Artist: Los Pasos
LP: 7" single
Song: "Te Quiero Porque Te Quiero"
[ listen ]
It was my last full day in Barcelona and I was feeling melancholy. I'd rented a bike at Ajo Bike the day before so I could be swept away on a bike ride with some new Spanish friends.
[ My Barcelona Bike ]
We rode for miles up the coast to lay on a much-less-crowded beach than the ones that are located in the heart of downtown Barcelona.
[ My Barcelona Beach ]
We didn't get back from the beach until after 7:30pm, and since the bike shop closed at 7, I had to cram my bike into my bedroom and then still had it to use the next day. One of my favorite Spanish adventures was riding my bike alone through the early-morning cobblestone streets of downtown Barcelona. I rode to a little shop and bought some candy to take back to my colleagues at work, and also visited the post office so I could send off some postcards I'd written over the course of my vacation.

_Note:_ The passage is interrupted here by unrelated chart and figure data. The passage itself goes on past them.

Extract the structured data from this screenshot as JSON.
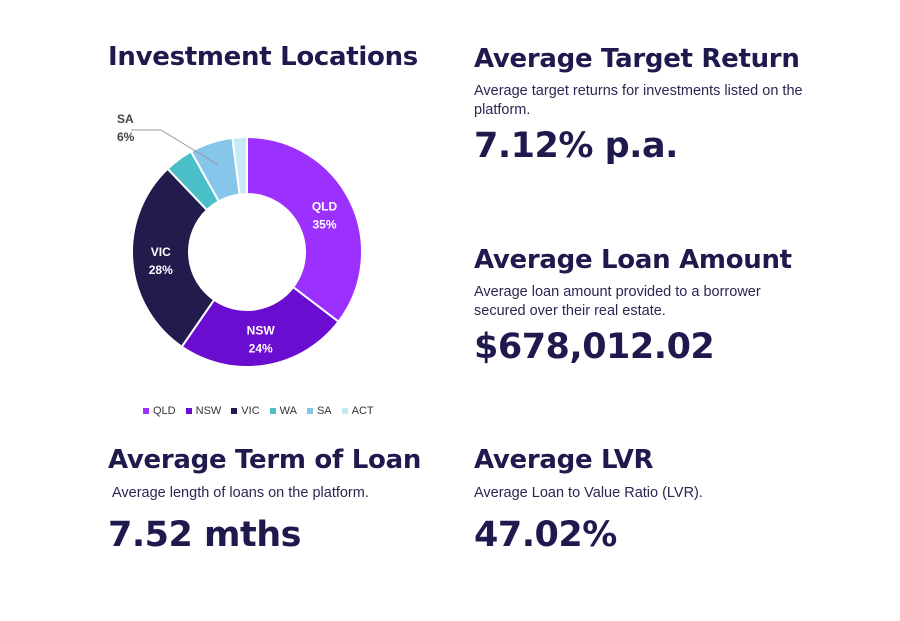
{
  "investment_locations": {
    "title": "Investment Locations"
  },
  "target_return": {
    "title": "Average Target Return",
    "description": "Average target returns for investments listed on the platform.",
    "value": "7.12% p.a."
  },
  "loan_amount": {
    "title": "Average Loan Amount",
    "description": "Average loan amount provided to a borrower secured over their real estate.",
    "value": "$678,012.02"
  },
  "term_of_loan": {
    "title": "Average Term of Loan",
    "description": "Average length of loans on the platform.",
    "value": "7.52 mths"
  },
  "lvr": {
    "title": "Average LVR",
    "description": "Average Loan to Value Ratio (LVR).",
    "value": "47.02%"
  },
  "chart_data": {
    "type": "pie",
    "title": "Investment Locations",
    "donut": true,
    "legend_placement": "bottom",
    "slices": [
      {
        "label": "QLD",
        "value": 35,
        "display": "35%",
        "color": "#9b30ff",
        "show_label": true
      },
      {
        "label": "NSW",
        "value": 24,
        "display": "24%",
        "color": "#6a0dd1",
        "show_label": true
      },
      {
        "label": "VIC",
        "value": 28,
        "display": "28%",
        "color": "#221c4c",
        "show_label": true
      },
      {
        "label": "WA",
        "value": 4,
        "display": "",
        "color": "#4bbfc7",
        "show_label": false
      },
      {
        "label": "SA",
        "value": 6,
        "display": "6%",
        "color": "#86c6ea",
        "show_label": "callout"
      },
      {
        "label": "ACT",
        "value": 2,
        "display": "",
        "color": "#c6e9f3",
        "show_label": false
      }
    ]
  }
}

The post office in Barcelona is way fancier than the one in my neighborhood back home.
[ Barcelona Post Office — Outside & Inside ]
Later that evening, it was finally time to visit the last and final record store of my trip to Spain, though it was actually a store I'd already tried going to a few days before. According to the sign on the door during my first visit, the vacation was over at 10,000 Records and they would be open from 5-8pm that evening. Of course they didn't open at 5pm, so I walked around the block. They were open when I got back at 5:15, and in I went.
I poked around in the LP bins for a bit and found a fairly outrageous 12" single worth keeping, but then I found a group of bins full of singles tucked into the corner and, since my time was limited, I turned my focus there. A friendly fellow was running the place that evening, and he had set up a little listening station on the counter by where he was standing. I picked up a bundle of singles (nearly 10,000 I'm sure), wondering all the while how on earth I was going to get all the records I'd purchased onto the plane without paying a number of substantial bribes. (I managed somehow, of course—thank god for the heavy-duty frozen-food shopping bag I picked up in Schenectady back in 2016.)
One of the 10,000 Records I found is this 1969 release by Los Pasos, a Spanish band that was only around from 1966 to 1972. You can read about Los Pasos on Wikipedia in Spanish and English, where their style is characterized as a delicate balance of vocal games and instrumental predominance.